The immunoglobulin (Ig) mutational status in B-cell chronic lymphocytic leukemia (CLL) distinguishes two subsets of patients with different prognosis. Ig status detection is commonly performed with a panel of V(H) family-specific primers. Although this method detects clonal VDJ rearrangement in virtually all cases, it is technically cumbersome and therefore not widely used clinically. Here, we describe a simple and rapid method to establish the mutational status of IgV(H) in CLL. The method is based on a consensus V(H) FR2 primer, used in both polymerase chain reaction (PCR) and sequencing reactions. Overall, monoclonal B-cell populations were detected in 163 of 189 CLL patients (86%). The prognostic value of IgV(H) mutational status was then evaluated by analyzing survival in 146 CLL cases using different V(H) homology cutoffs. CLL prognostic groups were best separated by the classical 98% cutoff: median survival was 127 and 206 months in unmutated and mutated CLL cases, respectively (P = 0.0023). V(H) FR2 consensus and V(H) family PCR were compared in 41 cases, correctly assigning all cases by both methods. Therefore, we suggest a sequential strategy to detect immunoglobulin mutational status in CLL patients by first using the approach described in this study followed by alternative V(H) family-specific PCRs for negative cases.

Figure 1

Comparison between nucleotide sequences obtained with upstream FR2 and downstream JHE primers in a single case. Sequence alignment was performed using Clustal tool of Sequence Navigator 1.0.1 software. Sense and complementary reverted anti-sense (*) nucleotide sequences were aligned together (above); correspondent sense and anti-sense electropherograms relative to CDR3 region were shown below.

Figure 2

Differential CDR3 length between three groups of B-CLL patients with different mutational rate in IgV_H region expressed by leukemic population. The horizontal line inside boxes indicates the median value.

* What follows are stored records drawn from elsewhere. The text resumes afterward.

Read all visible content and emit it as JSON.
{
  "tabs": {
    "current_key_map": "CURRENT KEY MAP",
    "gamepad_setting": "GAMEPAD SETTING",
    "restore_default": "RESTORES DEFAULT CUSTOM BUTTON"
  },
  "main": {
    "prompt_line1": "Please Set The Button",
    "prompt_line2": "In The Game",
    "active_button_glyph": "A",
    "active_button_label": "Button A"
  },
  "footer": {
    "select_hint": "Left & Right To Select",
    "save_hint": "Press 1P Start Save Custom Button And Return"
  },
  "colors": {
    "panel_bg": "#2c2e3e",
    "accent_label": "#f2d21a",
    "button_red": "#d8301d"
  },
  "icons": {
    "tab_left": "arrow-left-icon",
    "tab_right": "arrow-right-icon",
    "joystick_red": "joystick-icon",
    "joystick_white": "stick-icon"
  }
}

LM-CLL patients have a percentage of mutations ranging from 2 to 5%, HM-CLL patients have a percentage of mutations greater than or equal to 5%, and UM-CLL patients have mutations in a percentage inferior to 2%. A statistically significant difference is shown between M-CLL (LM-CLL + HM-CLL) and UM-CLL groups using a nonparametric Mann-Whitney test (P < 0.0001).

Figure 3

Kaplan-Meier survival curve comparing 146 CLL patients with mutated and unmutated V_H gene (homology level cutoff = 98%). Median survival for 63 unmutated CLL, 127 months; median survival for 83 mutated CLL, 206 months. The difference is significant at the P = 0.0023 level (log-rank test).

Figure 4

Log-rank statistics were performed for the V_H homology rate to test for a possible cutoff value separating two groups with different survival distributions. V_H germ line homology rate from 96 to 98.5% is shown on the x axes. Corresponding P values calculated by log-rank test for the distinction of two groups with different survival probability are shown on the y axes. Classical 98% homology rate is able to best separate prognostic groups between B-CLL patients.

Figure 5

Scatter diagram of IgV_H mutation percentage determined analyzing both complete IgV_H sequence obtained by V_H family-specific leader primers (x axes) and partial sequence obtained by FR2 degenerate primer (y axes). A: Comparisons were performed in 41 cases of our cohort; median gap in percentage of mutations was 0.3%, ranging from 0 to 3.8%. These two parameters were positively correlated with Spearman’s rank order correlation coefficient of 0.96 (P < 0.0001). B: Comparisons were also performed on 80 cases selected from literature (set 1, n = 40, circle; set 2, n = 40, triangle) considering only the portion of V_H sequence 3′ downstream to the annealing site of the FR2 primer. Cases with 100% homology to germ line of the entire V_H sequence were obviously excluded from the analysis. Median gap in percentage of mutations was 0.85% (range, 0 to 3.7%) in set 1 and 0.4% (range, 0.1 to 3.4%) in set 2. These two parameters were positively correlated with Spearman’s rank order correlation coefficient of 0.96 (P < 0.0001) and 0.95 (P < 0.0001) in sets 1 and 2, respectively. The vertical and horizontal lines indicate the mutation cutoff point of 2% commonly used to distinguish B-CLL patients into mutated and unmutated subsets. All cases were assigned to the same prognostic group (mutated and unmutated CLL) by both methods.